Translating Frida is no easy trick. “A kettle of fish? That means you’re in bad trouble. Or else a goldfish bowl, which means people are looking at you all the time.”
“Both. I was in a kettle of goldfish. People pointed on the street.”
“Because you’re famous. People saw your paintings.”
“Listen, don’t ever become famous. It’s killing. You should see what they wrote in the papers, those reviewers. They hardly bothered to look at the paintings, they only wanted to write about the painter herself. ‘She should be making nice pictures of nature instead of these nightmares. And always herself—she’s not even that good looking!’”
“We saw the reviews. A lot of them were good. Diego says Picasso and Kandinsky think you’re a bigger talent than both of them combined.”

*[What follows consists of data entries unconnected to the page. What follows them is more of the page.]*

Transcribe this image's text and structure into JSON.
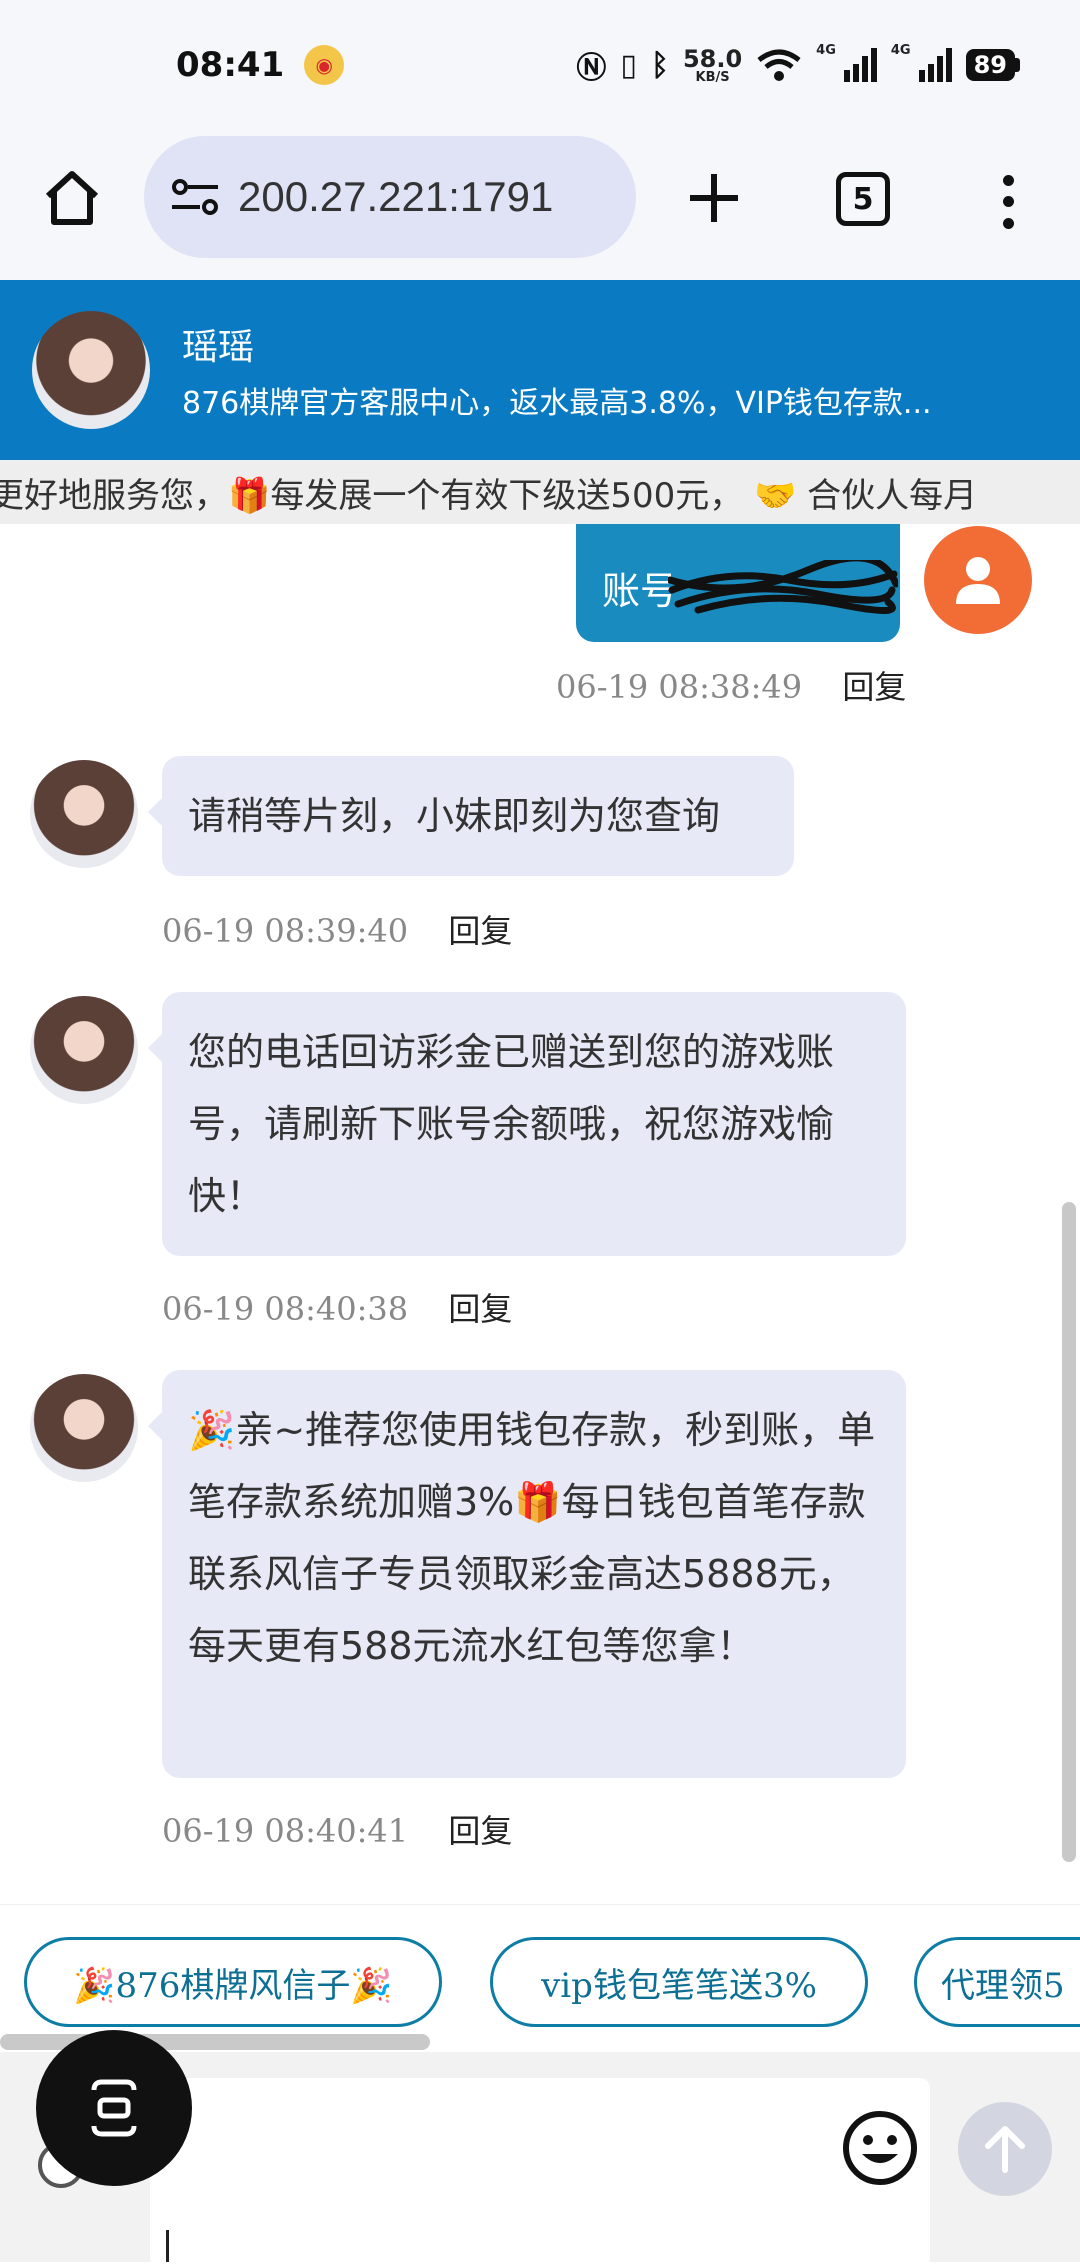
{
  "status_bar": {
    "time": "08:41",
    "speed_value": "58.0",
    "speed_unit": "KB/S",
    "net1": "4G",
    "net2": "4G",
    "battery": "89"
  },
  "browser": {
    "url": "200.27.221:1791",
    "tab_count": "5"
  },
  "agent": {
    "name": "瑶瑶",
    "description": "876棋牌官方客服中心，返水最高3.8%，VIP钱包存款..."
  },
  "marquee": {
    "text": "更好地服务您，🎁每发展一个有效下级送500元， 🤝 合伙人每月"
  },
  "user_message": {
    "label": "账号",
    "time": "06-19 08:38:49",
    "reply": "回复"
  },
  "messages": [
    {
      "text": "请稍等片刻，小妹即刻为您查询",
      "time": "06-19 08:39:40",
      "reply": "回复"
    },
    {
      "text": "您的电话回访彩金已赠送到您的游戏账号，请刷新下账号余额哦，祝您游戏愉快！",
      "time": "06-19 08:40:38",
      "reply": "回复"
    },
    {
      "text": "🎉亲~推荐您使用钱包存款，秒到账，单笔存款系统加赠3%🎁每日钱包首笔存款联系风信子专员领取彩金高达5888元，每天更有588元流水红包等您拿！",
      "time": "06-19 08:40:41",
      "reply": "回复"
    }
  ],
  "quick_replies": [
    "🎉876棋牌风信子🎉",
    "vip钱包笔笔送3%",
    "代理领5"
  ],
  "colors": {
    "header_blue": "#0a7bc2",
    "user_bubble": "#1a8bbf",
    "agent_bubble": "#e7e9f6",
    "user_avatar": "#f26d36",
    "chip_border": "#0e7da5"
  }
}
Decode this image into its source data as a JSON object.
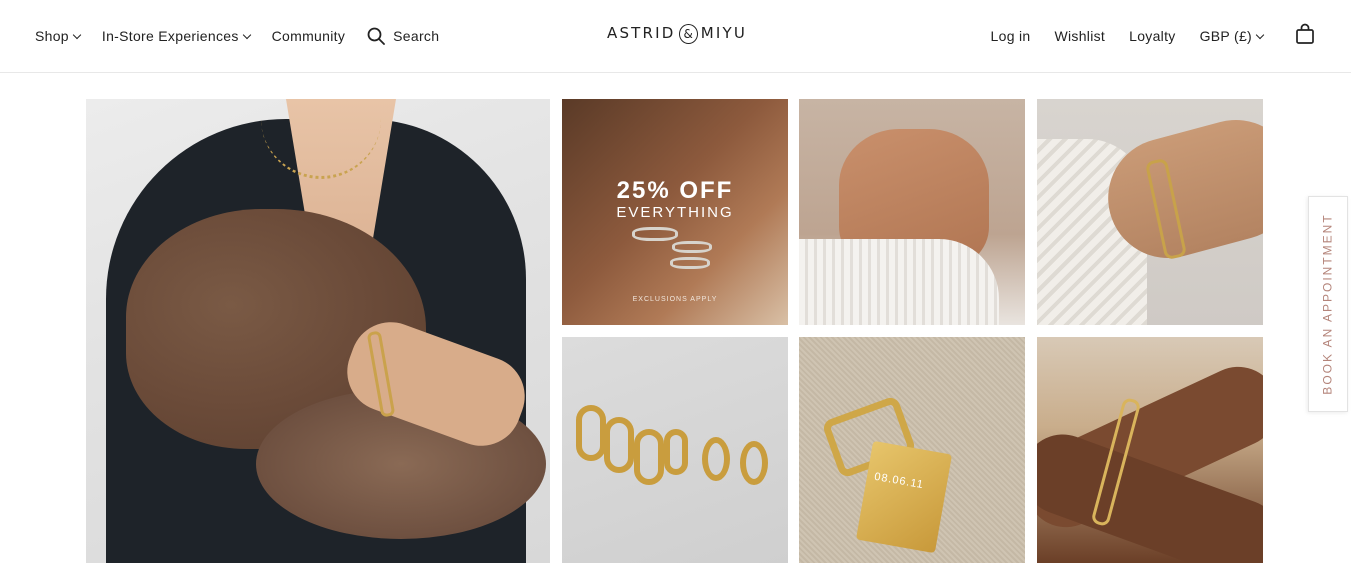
{
  "header": {
    "nav_left": {
      "shop": "Shop",
      "in_store": "In-Store Experiences",
      "community": "Community",
      "search": "Search"
    },
    "logo": {
      "left": "ASTRID",
      "amp": "&",
      "right": "MIYU"
    },
    "nav_right": {
      "login": "Log in",
      "wishlist": "Wishlist",
      "loyalty": "Loyalty",
      "currency": "GBP (£)"
    }
  },
  "grid": {
    "promo_tile": {
      "headline": "25% OFF",
      "subline": "EVERYTHING",
      "note": "EXCLUSIONS APPLY"
    },
    "pendant_engraving": "08.06.11"
  },
  "side_tab": {
    "label": "BOOK AN APPOINTMENT"
  },
  "colors": {
    "text": "#222222",
    "accent": "#b4847a",
    "gold": "#c9a24a"
  }
}
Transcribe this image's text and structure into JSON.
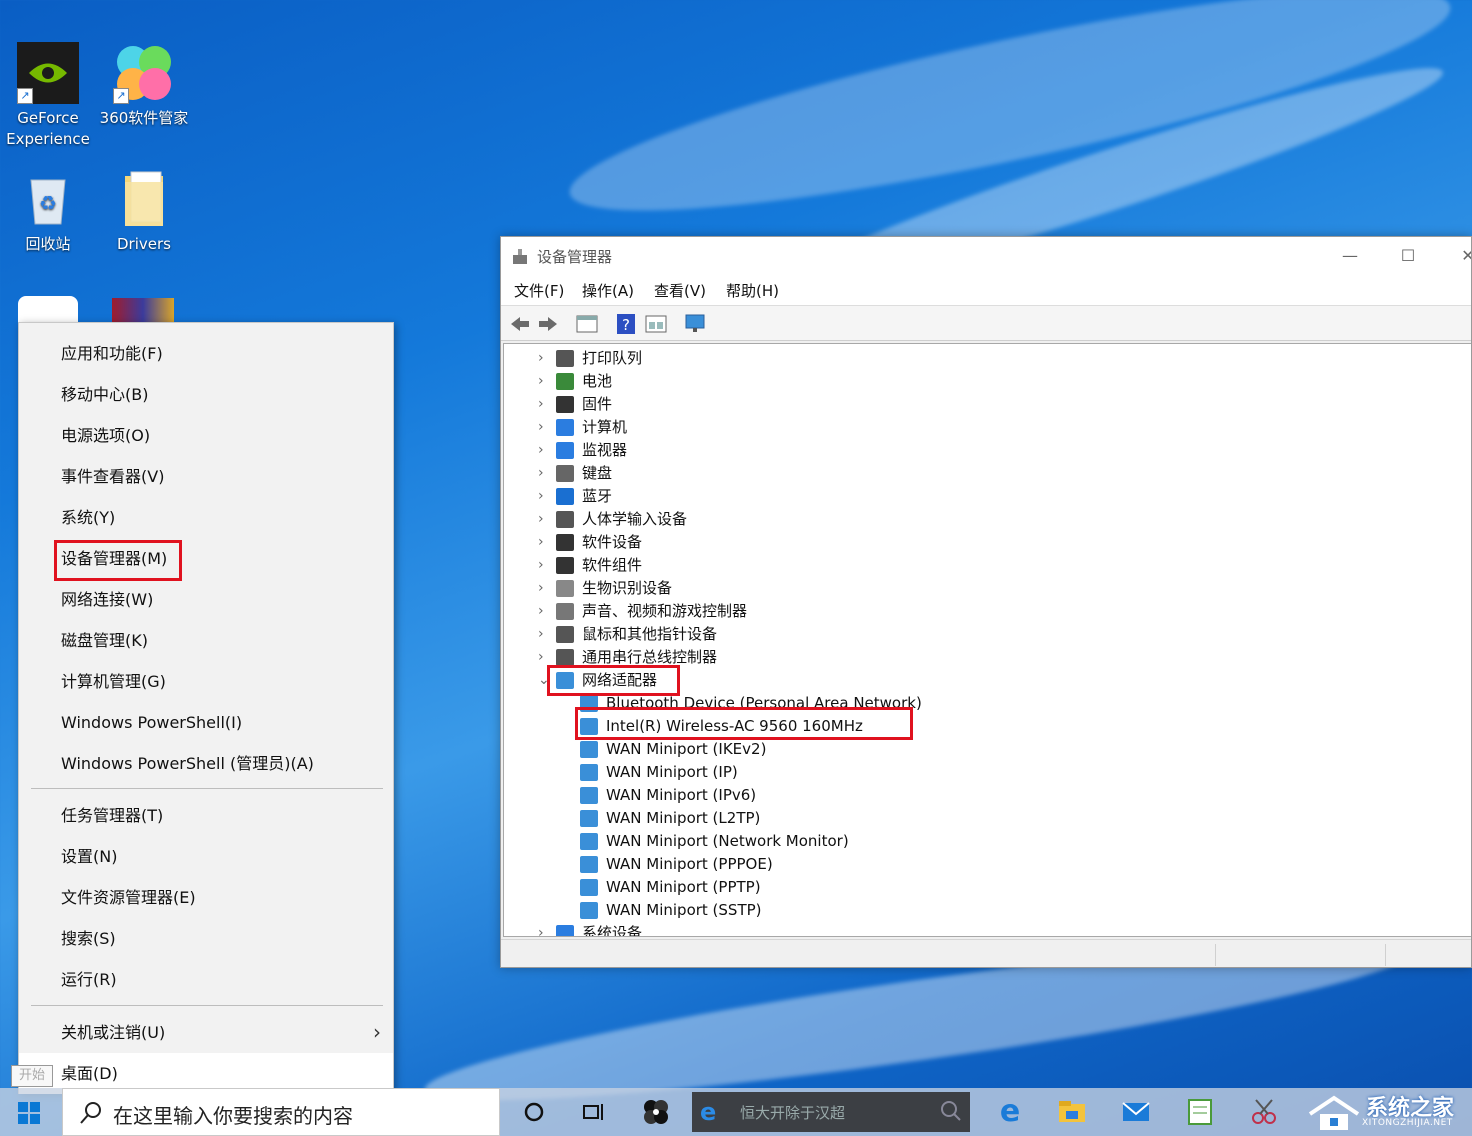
{
  "desktop": {
    "icons": [
      {
        "label": "GeForce Experience"
      },
      {
        "label": "360软件管家"
      },
      {
        "label": "回收站"
      },
      {
        "label": "Drivers"
      }
    ]
  },
  "winx_menu": {
    "group1": [
      "应用和功能(F)",
      "移动中心(B)",
      "电源选项(O)",
      "事件查看器(V)",
      "系统(Y)",
      "设备管理器(M)",
      "网络连接(W)",
      "磁盘管理(K)",
      "计算机管理(G)",
      "Windows PowerShell(I)",
      "Windows PowerShell (管理员)(A)"
    ],
    "group2": [
      "任务管理器(T)",
      "设置(N)",
      "文件资源管理器(E)",
      "搜索(S)",
      "运行(R)"
    ],
    "shutdown": "关机或注销(U)",
    "desktop": "桌面(D)",
    "start_tooltip": "开始"
  },
  "device_manager": {
    "title": "设备管理器",
    "menus": [
      "文件(F)",
      "操作(A)",
      "查看(V)",
      "帮助(H)"
    ],
    "categories": [
      "打印队列",
      "电池",
      "固件",
      "计算机",
      "监视器",
      "键盘",
      "蓝牙",
      "人体学输入设备",
      "软件设备",
      "软件组件",
      "生物识别设备",
      "声音、视频和游戏控制器",
      "鼠标和其他指针设备",
      "通用串行总线控制器"
    ],
    "expanded_category": "网络适配器",
    "network_adapters": [
      "Bluetooth Device (Personal Area Network)",
      "Intel(R) Wireless-AC 9560 160MHz",
      "WAN Miniport (IKEv2)",
      "WAN Miniport (IP)",
      "WAN Miniport (IPv6)",
      "WAN Miniport (L2TP)",
      "WAN Miniport (Network Monitor)",
      "WAN Miniport (PPPOE)",
      "WAN Miniport (PPTP)",
      "WAN Miniport (SSTP)"
    ],
    "last_category": "系统设备"
  },
  "taskbar": {
    "search_placeholder": "在这里输入你要搜索的内容",
    "ie_text": "恒大开除于汉超"
  },
  "watermark": {
    "text": "系统之家",
    "sub": "XITONGZHIJIA.NET"
  },
  "colors": {
    "highlight_box": "#e0121f",
    "accent": "#0078d7"
  }
}
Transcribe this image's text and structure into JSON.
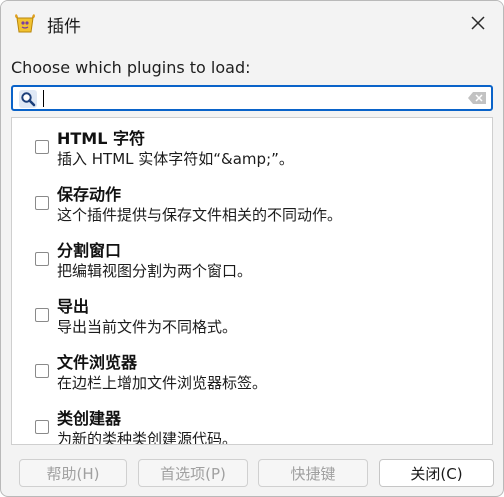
{
  "window": {
    "title": "插件",
    "icon": "pidgin-plugin-icon",
    "close_icon": "close-icon"
  },
  "prompt": "Choose which plugins to load:",
  "search": {
    "value": "",
    "placeholder": ""
  },
  "plugins": [
    {
      "name": "HTML 字符",
      "description": "插入 HTML 实体字符如“&amp;”。",
      "checked": false
    },
    {
      "name": "保存动作",
      "description": "这个插件提供与保存文件相关的不同动作。",
      "checked": false
    },
    {
      "name": "分割窗口",
      "description": "把编辑视图分割为两个窗口。",
      "checked": false
    },
    {
      "name": "导出",
      "description": "导出当前文件为不同格式。",
      "checked": false
    },
    {
      "name": "文件浏览器",
      "description": "在边栏上增加文件浏览器标签。",
      "checked": false
    },
    {
      "name": "类创建器",
      "description": "为新的类种类创建源代码。",
      "checked": false
    }
  ],
  "buttons": {
    "help": "帮助(H)",
    "preferences": "首选项(P)",
    "shortcuts": "快捷键",
    "close": "关闭(C)"
  },
  "colors": {
    "accent": "#0a63c9",
    "window_bg": "#f3f3f3",
    "list_bg": "#ffffff"
  }
}
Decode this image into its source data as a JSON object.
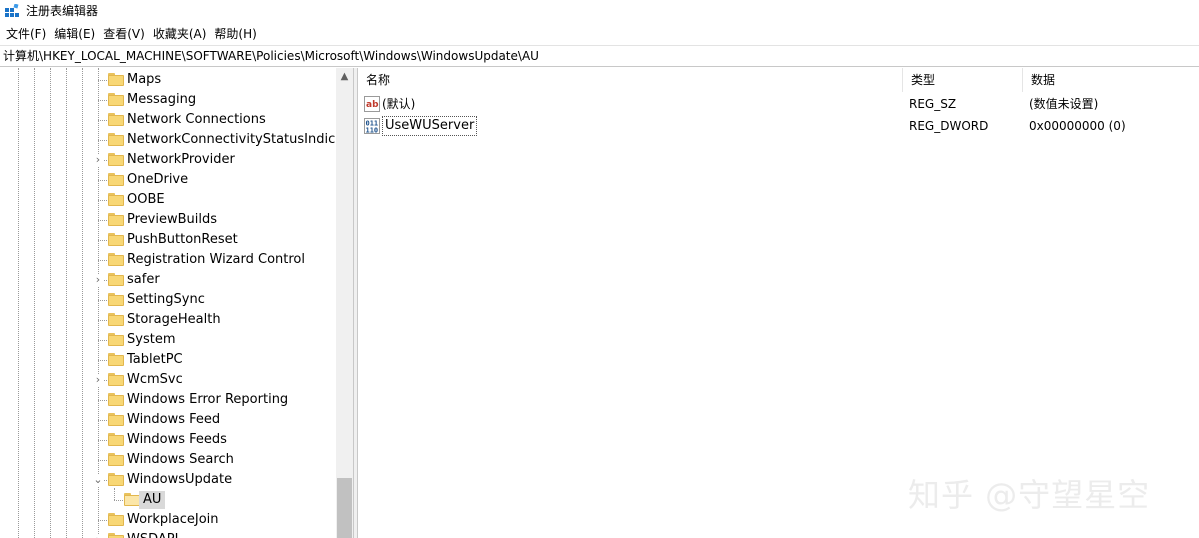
{
  "window": {
    "title": "注册表编辑器",
    "icon": "regedit-icon"
  },
  "menu": [
    {
      "label": "文件(F)"
    },
    {
      "label": "编辑(E)"
    },
    {
      "label": "查看(V)"
    },
    {
      "label": "收藏夹(A)"
    },
    {
      "label": "帮助(H)"
    }
  ],
  "address": "计算机\\HKEY_LOCAL_MACHINE\\SOFTWARE\\Policies\\Microsoft\\Windows\\WindowsUpdate\\AU",
  "tree": [
    {
      "label": "Maps",
      "expander": ""
    },
    {
      "label": "Messaging",
      "expander": ""
    },
    {
      "label": "Network Connections",
      "expander": ""
    },
    {
      "label": "NetworkConnectivityStatusIndicator",
      "expander": ""
    },
    {
      "label": "NetworkProvider",
      "expander": "›"
    },
    {
      "label": "OneDrive",
      "expander": ""
    },
    {
      "label": "OOBE",
      "expander": ""
    },
    {
      "label": "PreviewBuilds",
      "expander": ""
    },
    {
      "label": "PushButtonReset",
      "expander": ""
    },
    {
      "label": "Registration Wizard Control",
      "expander": ""
    },
    {
      "label": "safer",
      "expander": "›"
    },
    {
      "label": "SettingSync",
      "expander": ""
    },
    {
      "label": "StorageHealth",
      "expander": ""
    },
    {
      "label": "System",
      "expander": ""
    },
    {
      "label": "TabletPC",
      "expander": ""
    },
    {
      "label": "WcmSvc",
      "expander": "›"
    },
    {
      "label": "Windows Error Reporting",
      "expander": ""
    },
    {
      "label": "Windows Feed",
      "expander": ""
    },
    {
      "label": "Windows Feeds",
      "expander": ""
    },
    {
      "label": "Windows Search",
      "expander": ""
    },
    {
      "label": "WindowsUpdate",
      "expander": "⌄"
    },
    {
      "label": "AU",
      "expander": "",
      "child": true,
      "selected": true
    },
    {
      "label": "WorkplaceJoin",
      "expander": ""
    },
    {
      "label": "WSDAPI",
      "expander": "›"
    }
  ],
  "columns": {
    "name": "名称",
    "type": "类型",
    "data": "数据"
  },
  "values": [
    {
      "name": "(默认)",
      "type": "REG_SZ",
      "data": "(数值未设置)",
      "icon": "string-value-icon"
    },
    {
      "name": "UseWUServer",
      "type": "REG_DWORD",
      "data": "0x00000000 (0)",
      "icon": "binary-value-icon"
    }
  ],
  "watermark": "知乎 @守望星空",
  "colors": {
    "folder": "#f8d775",
    "selection": "#d9d9d9",
    "icon_blue": "#1a73c8"
  }
}
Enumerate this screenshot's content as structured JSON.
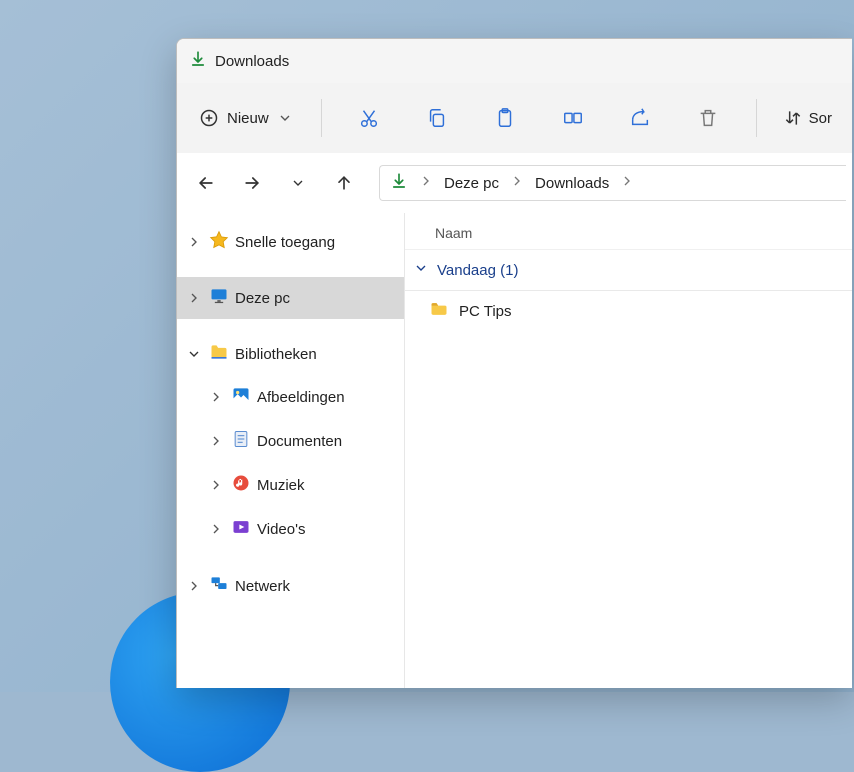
{
  "titlebar": {
    "title": "Downloads"
  },
  "toolbar": {
    "new_label": "Nieuw",
    "sort_label": "Sor"
  },
  "breadcrumb": {
    "items": [
      "Deze pc",
      "Downloads"
    ]
  },
  "sidebar": {
    "quick_access": "Snelle toegang",
    "this_pc": "Deze pc",
    "libraries": "Bibliotheken",
    "lib_items": [
      {
        "label": "Afbeeldingen"
      },
      {
        "label": "Documenten"
      },
      {
        "label": "Muziek"
      },
      {
        "label": "Video's"
      }
    ],
    "network": "Netwerk"
  },
  "content": {
    "column_name": "Naam",
    "group_label": "Vandaag (1)",
    "files": [
      {
        "name": "PC Tips"
      }
    ]
  }
}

“Okay, but that cockroach André Breton didn’t bother to pick up my paintings from the customs house until I got there and screamed at him. And it’s true what I’m telling you about the reviews. They write what they think you should be painting.”
That courtyard seemed more than ever like a fairy-tale house, with tree leaves for its ceiling and an ivy-covered floor. White calla lilies rose up through the ivy carpet, all of them bending their hooded heads toward Frida, like charmed cobras.